XI. Imperial Strength and Weaknesses

  1. With war broken open, Britain had the heavy advantage: (1) 7.5
    million people to America’s 2 million, (2) superior naval power,
    (3) great wealth.
  2. Some 30,000 Hessians (German mercenaries) were
    also hired by George III, in addition to a professional army of about
    50,000 men, plus about 50,000 American loyalists and many Native
    Americans.
  3. However, Britain still had Ireland (which required troops) and
    France was just waiting to stab Britain in the back; plus, there was no
    William Pitt.

    • Many Brits had no desire to kill their American cousins, as shown by William Pitt’s withdrawal of his son from the army.
    • English Whigs at first supported America, as opposed to Lord North’s Tory Whigs, and they felt that if George III won, then his rule of England might become tyrannical.
    • Britain’s generals were second-rate, and its men were brutally treated.
    • Provisions were often scarce, plus Britain was fighting a war some 3,000 miles away from home.
    • America was also expansive, and there was no single capital to capture and therefore cripple the country.

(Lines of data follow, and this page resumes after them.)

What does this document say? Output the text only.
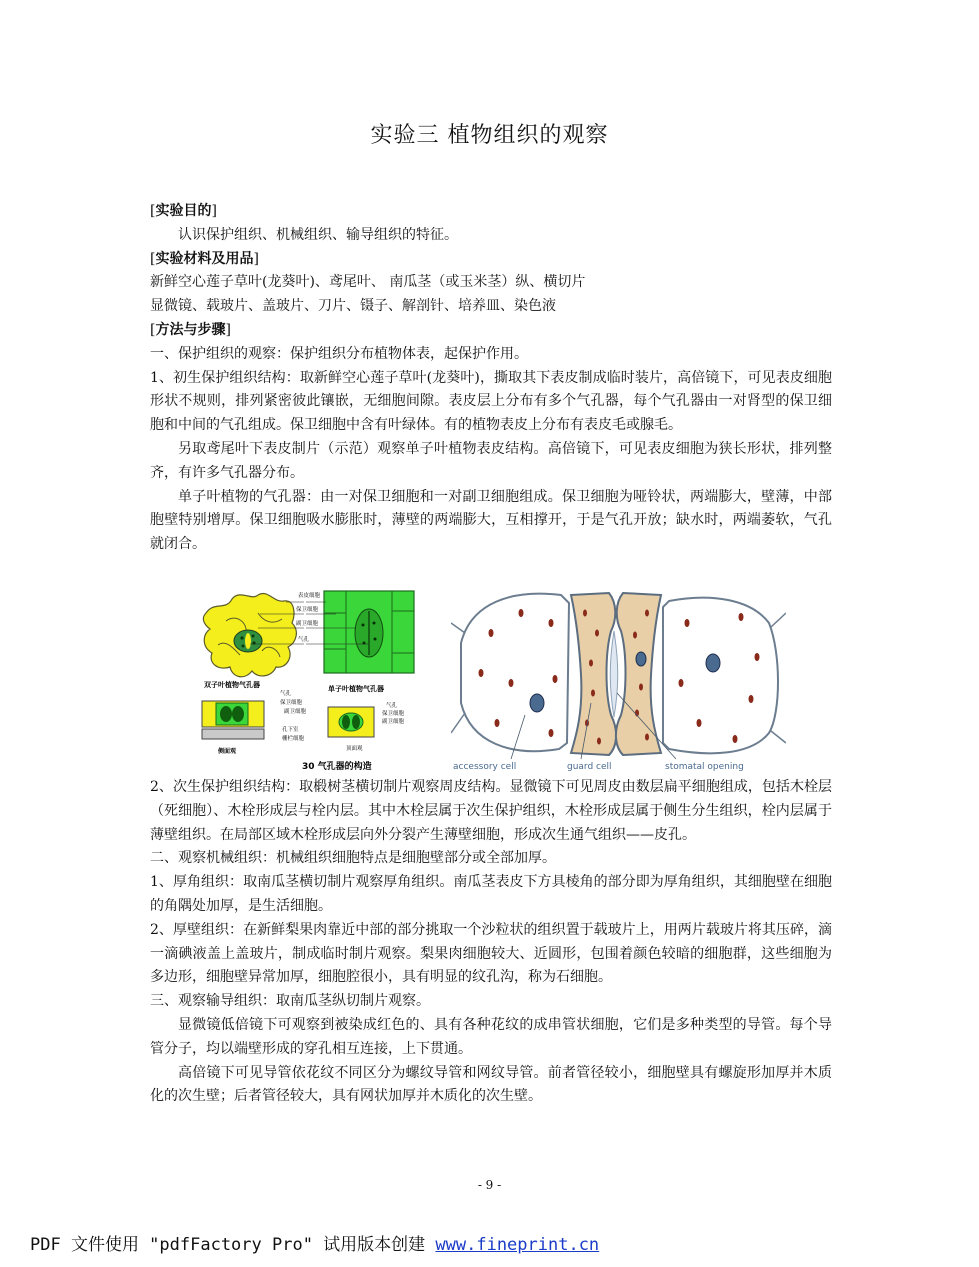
实验三 植物组织的观察

[实验目的]

认识保护组织、机械组织、输导组织的特征。

[实验材料及用品]

新鲜空心莲子草叶(龙葵叶)、鸢尾叶、 南瓜茎（或玉米茎）纵、横切片

显微镜、载玻片、盖玻片、刀片、镊子、解剖针、培养皿、染色液

[方法与步骤]

一、保护组织的观察：保护组织分布植物体表，起保护作用。

1、初生保护组织结构：取新鲜空心莲子草叶(龙葵叶)，撕取其下表皮制成临时装片，高倍镜下，可见表皮细胞形状不规则，排列紧密彼此镶嵌，无细胞间隙。表皮层上分布有多个气孔器，每个气孔器由一对肾型的保卫细胞和中间的气孔组成。保卫细胞中含有叶绿体。有的植物表皮上分布有表皮毛或腺毛。

另取鸢尾叶下表皮制片（示范）观察单子叶植物表皮结构。高倍镜下，可见表皮细胞为狭长形状，排列整齐，有许多气孔器分布。

单子叶植物的气孔器：由一对保卫细胞和一对副卫细胞组成。保卫细胞为哑铃状，两端膨大，壁薄，中部胞壁特别增厚。保卫细胞吸水膨胀时，薄壁的两端膨大，互相撑开，于是气孔开放；缺水时，两端萎软，气孔就闭合。

2、次生保护组织结构：取椴树茎横切制片观察周皮结构。显微镜下可见周皮由数层扁平细胞组成，包括木栓层（死细胞）、木栓形成层与栓内层。其中木栓层属于次生保护组织，木栓形成层属于侧生分生组织，栓内层属于薄壁组织。在局部区域木栓形成层向外分裂产生薄壁细胞，形成次生通气组织——皮孔。

二、观察机械组织：机械组织细胞特点是细胞壁部分或全部加厚。

1、厚角组织：取南瓜茎横切制片观察厚角组织。南瓜茎表皮下方具棱角的部分即为厚角组织，其细胞壁在细胞的角隅处加厚，是生活细胞。

2、厚壁组织：在新鲜梨果肉靠近中部的部分挑取一个沙粒状的组织置于载玻片上，用两片载玻片将其压碎，滴一滴碘液盖上盖玻片，制成临时制片观察。梨果肉细胞较大、近圆形，包围着颜色较暗的细胞群，这些细胞为多边形，细胞壁异常加厚，细胞腔很小，具有明显的纹孔沟，称为石细胞。

三、观察输导组织：取南瓜茎纵切制片观察。

显微镜低倍镜下可观察到被染成红色的、具有各种花纹的成串管状细胞，它们是多种类型的导管。每个导管分子，均以端壁形成的穿孔相互连接，上下贯通。

高倍镜下可见导管依花纹不同区分为螺纹导管和网纹导管。前者管径较小，细胞壁具有螺旋形加厚并木质化的次生壁；后者管径较大，具有网状加厚并木质化的次生壁。

表皮细胞
保卫细胞
副卫细胞
气孔
双子叶植物气孔器	单子叶植物气孔器
气孔
保卫细胞
副卫细胞
孔下室
栅栏细胞
侧面观
气孔
保卫细胞
副卫细胞
顶面观
30 气孔器的构造	accessory cell	guard cell	stomatal opening
- 9 -
PDF 文件使用 "pdfFactory Pro" 试用版本创建 www.fineprint.cn
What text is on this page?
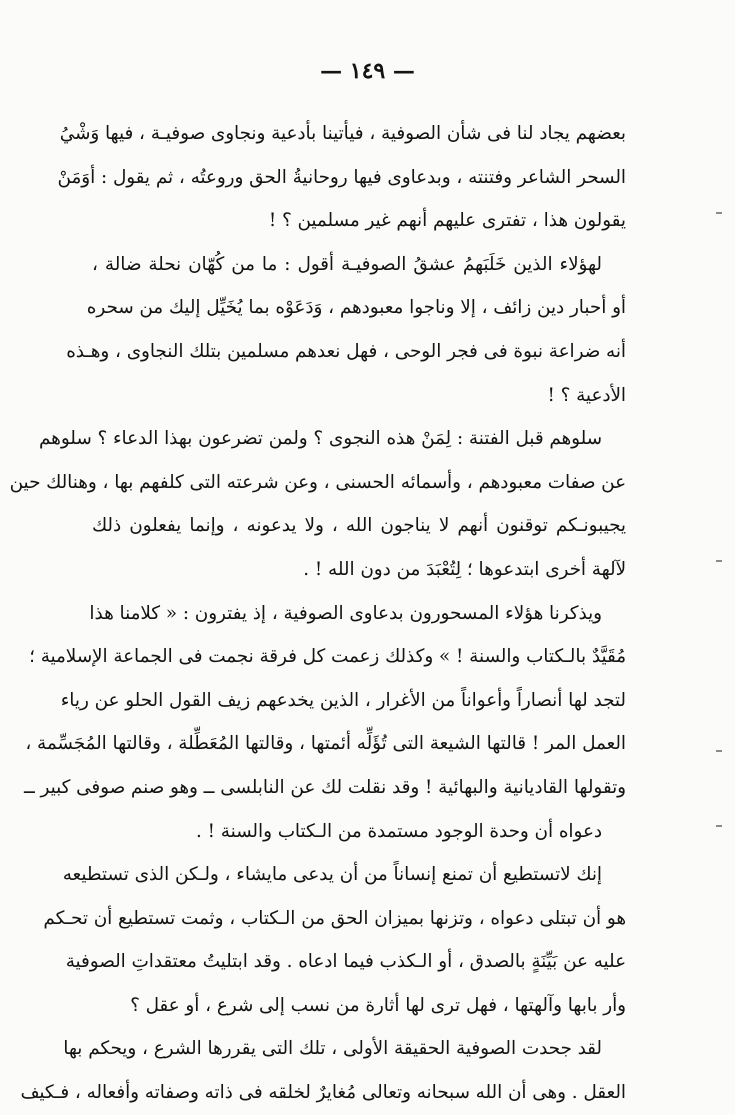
— ١٤٩ —
بعضهم يجاد لنا فى شأن الصوفية ، فيأتينا بأدعية ونجاوى صوفيـة ، فيها وَشْيُ
السحر الشاعر وفتنته ، وبدعاوى فيها روحانيةُ الحق وروعتُه ، ثم يقول : أوَمَنْ
يقولون هذا ، تفترى عليهم أنهم غير مسلمين ؟ !
لهؤلاء الذين خَلَبَهمُ عشقُ الصوفيـة أقول : ما من كُهّان نحلة ضالة ،
أو أحبار دين زائف ، إلا وناجوا معبودهم ، وَدَعَوْه بما يُخَيِّل إليك من سحره
أنه ضراعة نبوة فى فجر الوحى ، فهل نعدهم مسلمين بتلك النجاوى ، وهـذه
الأدعية ؟ !
سلوهم قبل الفتنة : لِمَنْ هذه النجوى ؟ ولمن تضرعون بهذا الدعاء ؟ سلوهم
عن صفات معبودهم ، وأسمائه الحسنى ، وعن شرعته التى كلفهم بها ، وهنالك حين
يجيبونـكم توقنون أنهم لا يناجون الله ، ولا يدعونه ، وإنما يفعلون ذلك
لآلهة أخرى ابتدعوها ؛ لِتُعْبَدَ من دون الله ! .
ويذكرنا هؤلاء المسحورون بدعاوى الصوفية ، إذ يفترون : « كلامنا هذا
مُقَيَّدٌ بالـكتاب والسنة ! » وكذلك زعمت كل فرقة نجمت فى الجماعة الإسلامية ؛
لتجد لها أنصاراً وأعواناً من الأغرار ، الذين يخدعهم زيف القول الحلو عن رياء
العمل المر ! قالتها الشيعة التى تُؤَلِّه أئمتها ، وقالتها المُعَطِّلة ، وقالتها المُجَسِّمة ،
وتقولها القاديانية والبهائية ! وقد نقلت لك عن النابلسى ــ وهو صنم صوفى كبير ــ
دعواه أن وحدة الوجود مستمدة من الـكتاب والسنة ! .
إنك لاتستطيع أن تمنع إنساناً من أن يدعى مايشاء ، ولـكن الذى تستطيعه
هو أن تبتلى دعواه ، وتزنها بميزان الحق من الـكتاب ، وثمت تستطيع أن تحـكم
عليه عن بَيِّنَةٍ بالصدق ، أو الـكذب فيما ادعاه . وقد ابتليتُ معتقداتِ الصوفية
وأر بابها وآلهتها ، فهل ترى لها أثارة من نسب إلى شرع ، أو عقل ؟
لقد جحدت الصوفية الحقيقة الأولى ، تلك التى يقررها الشرع ، ويحكم بها
العقل . وهى أن الله سبحانه وتعالى مُغايرٌ لخلقه فى ذاته وصفاته وأفعاله ، فـكيف
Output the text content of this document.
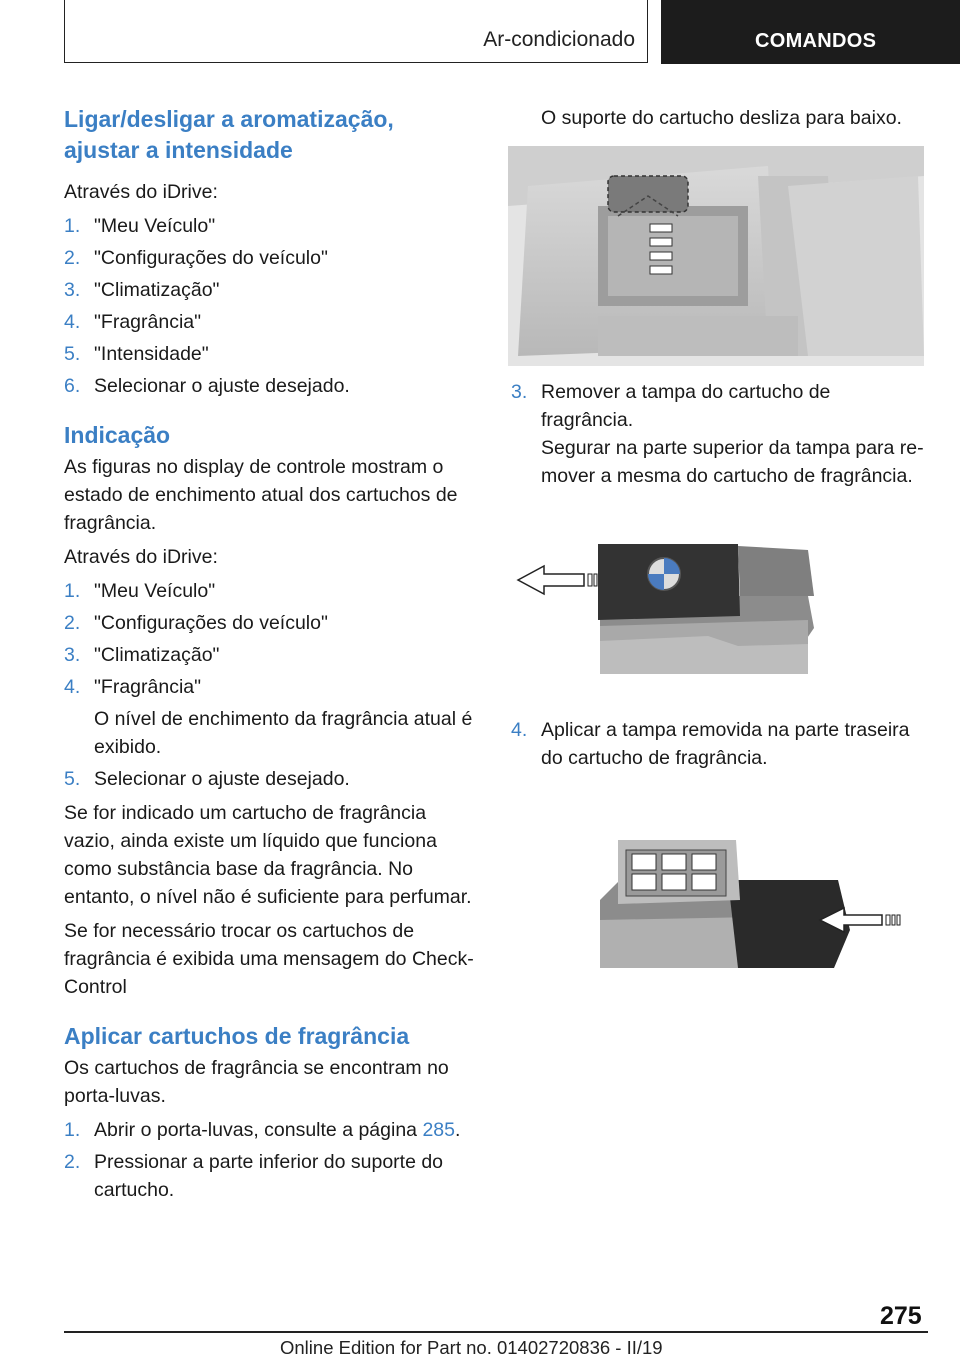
Ar-condicionado	COMANDOS
Ligar/desligar a aromatização, ajustar a intensidade

Através do iDrive:

1. "Meu Veículo"
2. "Configurações do veículo"
3. "Climatização"
4. "Fragrância"
5. "Intensidade"
6. Selecionar o ajuste desejado.
Indicação

As figuras no display de controle mostram o estado de enchimento atual dos cartuchos de fragrância.

Através do iDrive:

1. "Meu Veículo"
2. "Configurações do veículo"
3. "Climatização"
4. "Fragrância"
O nível de enchimento da fragrância atual é exibido.
5. Selecionar o ajuste desejado.

Se for indicado um cartucho de fragrância vazio, ainda existe um líquido que funciona como substância base da fragrância. No entanto, o nível não é suficiente para perfumar.

Se for necessário trocar os cartuchos de fragrância é exibida uma mensagem do Check-Control

Aplicar cartuchos de fragrância

Os cartuchos de fragrância se encontram no porta-luvas.

1. Abrir o porta-luvas, consulte a página 285.
2. Pressionar a parte inferior do suporte do cartucho.

O suporte do cartucho desliza para baixo.

3. Remover a tampa do cartucho de fragrância.
Segurar na parte superior da tampa para remover a mesma do cartucho de fragrância.
4. Aplicar a tampa removida na parte traseira do cartucho de fragrância.
275
Online Edition for Part no. 01402720836 - II/19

XII. American Pluses and Minuses
Advantages

  1. Americans had great leaders like George Washington (giant general), and Ben Franklin (smooth diplomat).
  2. They also had French aid (indirect and secretly), as the French
    provided the Americans with guns, supplies, gunpowder, etc…
  3. Marquis de Lafayette, at age 19, was made a major general in the colonial army and was a great asset.
  4. The colonials were fighting in a defensive manner, and they were self-sustaining.
  5. They were better marksmen. A competent American rifleman could hit a man’s head at 200 yards.
  6. The Americans enjoyed the moral advantage in fighting for a just
    cause, and the historical odds weren’t unfavorable either.

Disadvantages

  1. Americans were terribly lacking in unity, though.
  2. Jealousy was prevalent, as colonies resented the Continental
    Congress’ attempt at exercising power. Sectional jealousy boiled
    up over the appointment of military leaders; some New Englanders almost
    preferred British officers to Americans from other colonies.
  3. Americans had little money. Inflation also hit families of soldiers hard, and made many people poor.
  4. Americans had nothing of a navy.

XIII. A Thin Line of Heroes

  1. The American army was desperately in need of clothing, wool, wagons to ship food, and other supplies.
  2. Many soldiers had also only received rudimentary training.
  3. German Baron von Steuben, who spoke no English, whipped the soldiers into shape.
  4. African Americans also fought and died in service, though in the beginning, many colonies barred them from service.
    • By war’s end, more than 5,000 blacks had enlisted in the American armed forces.
    • African-Americans also served on the British side.
    • In November 1775, Lord Dunmore, royal governor of Virginia, issued
      a proclamation declaring freedom for any enslaved black in Virginia who
      joined the British Army.
    • By war’s end, at least 1,400 Blacks were evacuated to Nova Scotia, Jamaica, and England.
  5. Many people also sold items to the British, because they paid in gold.
  6. Many people just didn’t care about the revolution, and
    therefore, raising a large number of troops was difficult, if not
    impossible.
  7. Only because a select few threw themselves into the cause with passion, did the Americans win.